Mereka pun bercerita panjang lebar hingga Almira terkejut ketika Aisyah mengatakan bahwa dia pernah menikah. Akan tetapi, pernikahan yang mereka jalani telah gagal, bahkan mereka telah memiliki seorang anak.
"Dan saat ini aku mengidap penyakit Kanker stadium empat, Al." Betapa terkejutnya Almira mendengarnya. Ia pun sampai meneteskan air matanya. Apalagi, Aisyah adalah seorang anak yatim piatu sejak kecil dan hanya hidup sebatang kara saat ini.
"Apa kamu tahu anak kamu dimana saat ini?" tanya Almira.
"Ada di suatu tempat, Al," jawab Aisyah. "Maaf aku tidak bisa memberi tahu kamu, Al."

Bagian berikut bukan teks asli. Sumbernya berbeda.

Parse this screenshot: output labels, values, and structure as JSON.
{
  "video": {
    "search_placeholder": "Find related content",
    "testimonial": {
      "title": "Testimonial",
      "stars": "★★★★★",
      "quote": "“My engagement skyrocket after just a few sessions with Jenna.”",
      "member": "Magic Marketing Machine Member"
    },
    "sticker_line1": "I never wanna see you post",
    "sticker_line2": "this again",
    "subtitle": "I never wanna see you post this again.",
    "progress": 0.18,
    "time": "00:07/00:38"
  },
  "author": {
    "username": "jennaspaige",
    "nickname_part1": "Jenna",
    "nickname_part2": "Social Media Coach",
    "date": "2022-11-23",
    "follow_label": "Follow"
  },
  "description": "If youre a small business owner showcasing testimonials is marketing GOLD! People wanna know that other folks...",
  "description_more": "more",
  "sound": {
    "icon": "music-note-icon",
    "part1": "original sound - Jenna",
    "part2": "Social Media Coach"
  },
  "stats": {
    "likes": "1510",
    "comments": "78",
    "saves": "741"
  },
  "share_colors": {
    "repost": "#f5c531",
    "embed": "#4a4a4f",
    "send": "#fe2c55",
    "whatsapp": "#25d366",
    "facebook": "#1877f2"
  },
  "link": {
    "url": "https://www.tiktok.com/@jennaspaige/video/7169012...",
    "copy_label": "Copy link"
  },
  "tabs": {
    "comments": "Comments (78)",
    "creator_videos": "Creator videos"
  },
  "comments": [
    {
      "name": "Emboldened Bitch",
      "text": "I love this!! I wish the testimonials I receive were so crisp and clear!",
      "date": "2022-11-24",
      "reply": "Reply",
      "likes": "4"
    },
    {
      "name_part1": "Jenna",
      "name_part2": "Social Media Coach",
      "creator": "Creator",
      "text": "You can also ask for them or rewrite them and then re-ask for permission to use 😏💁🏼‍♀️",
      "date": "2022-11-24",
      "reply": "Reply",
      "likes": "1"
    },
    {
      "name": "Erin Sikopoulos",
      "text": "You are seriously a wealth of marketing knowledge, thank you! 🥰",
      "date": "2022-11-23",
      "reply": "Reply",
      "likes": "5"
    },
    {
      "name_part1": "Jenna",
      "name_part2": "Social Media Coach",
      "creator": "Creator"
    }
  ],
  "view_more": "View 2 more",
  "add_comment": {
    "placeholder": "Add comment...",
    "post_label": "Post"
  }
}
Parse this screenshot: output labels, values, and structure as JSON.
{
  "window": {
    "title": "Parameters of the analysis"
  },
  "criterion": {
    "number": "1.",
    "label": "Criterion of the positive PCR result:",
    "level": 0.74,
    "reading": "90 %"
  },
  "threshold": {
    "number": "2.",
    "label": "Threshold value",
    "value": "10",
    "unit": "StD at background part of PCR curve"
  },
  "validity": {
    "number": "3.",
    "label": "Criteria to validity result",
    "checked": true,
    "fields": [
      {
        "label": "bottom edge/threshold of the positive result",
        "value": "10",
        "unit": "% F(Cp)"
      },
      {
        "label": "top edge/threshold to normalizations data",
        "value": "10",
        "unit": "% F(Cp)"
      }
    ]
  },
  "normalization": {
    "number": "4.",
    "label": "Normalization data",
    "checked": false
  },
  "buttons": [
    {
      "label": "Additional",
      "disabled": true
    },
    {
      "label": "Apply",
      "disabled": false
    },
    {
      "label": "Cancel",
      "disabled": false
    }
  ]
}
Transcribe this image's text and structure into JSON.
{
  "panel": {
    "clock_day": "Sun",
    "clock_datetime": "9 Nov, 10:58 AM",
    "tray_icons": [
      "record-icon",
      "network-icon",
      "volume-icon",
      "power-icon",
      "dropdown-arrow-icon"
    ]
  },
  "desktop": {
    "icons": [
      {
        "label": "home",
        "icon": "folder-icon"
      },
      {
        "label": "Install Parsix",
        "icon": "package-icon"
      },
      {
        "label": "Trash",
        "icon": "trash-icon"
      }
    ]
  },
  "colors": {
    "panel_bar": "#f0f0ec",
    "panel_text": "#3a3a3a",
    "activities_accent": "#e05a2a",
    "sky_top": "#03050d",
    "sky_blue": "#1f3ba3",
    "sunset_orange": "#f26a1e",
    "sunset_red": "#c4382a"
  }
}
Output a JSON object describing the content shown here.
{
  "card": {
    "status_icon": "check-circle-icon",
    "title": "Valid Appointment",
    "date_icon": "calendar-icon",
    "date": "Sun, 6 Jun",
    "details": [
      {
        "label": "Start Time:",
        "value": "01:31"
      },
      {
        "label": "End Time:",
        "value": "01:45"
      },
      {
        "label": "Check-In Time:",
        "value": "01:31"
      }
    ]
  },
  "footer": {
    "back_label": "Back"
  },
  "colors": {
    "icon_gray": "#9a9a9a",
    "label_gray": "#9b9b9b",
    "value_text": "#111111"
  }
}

Almira pun mengangguk paham. "Kalau kamu butuh apa-apa. Kamu bisa menghubungiku, Syah."
Tidak terasa mereka menghabiskan waktu selama dua jam. Almira pun pamit karena hari sudah petang.
Saat di perjalanan pulang, Almira mampir membeli martabak spesial untuk Mamanya terlebih dahulu. Almira pun teringat kejadian awal bertemunya dengan es batu bermuka tembok. Ia pun sadar mengapa ia harus mengingat kejadian konyol itu.
Martabak pun sudah jadi. Almira membayarnya lalu segera pulang. Sesampai di rumah ia melihat Mamanya sedang menonton televisi sendiri. Ia pun menghampirinya. "Assalamualaikum, Mama. Almira bawain martabak spesial buat Mama."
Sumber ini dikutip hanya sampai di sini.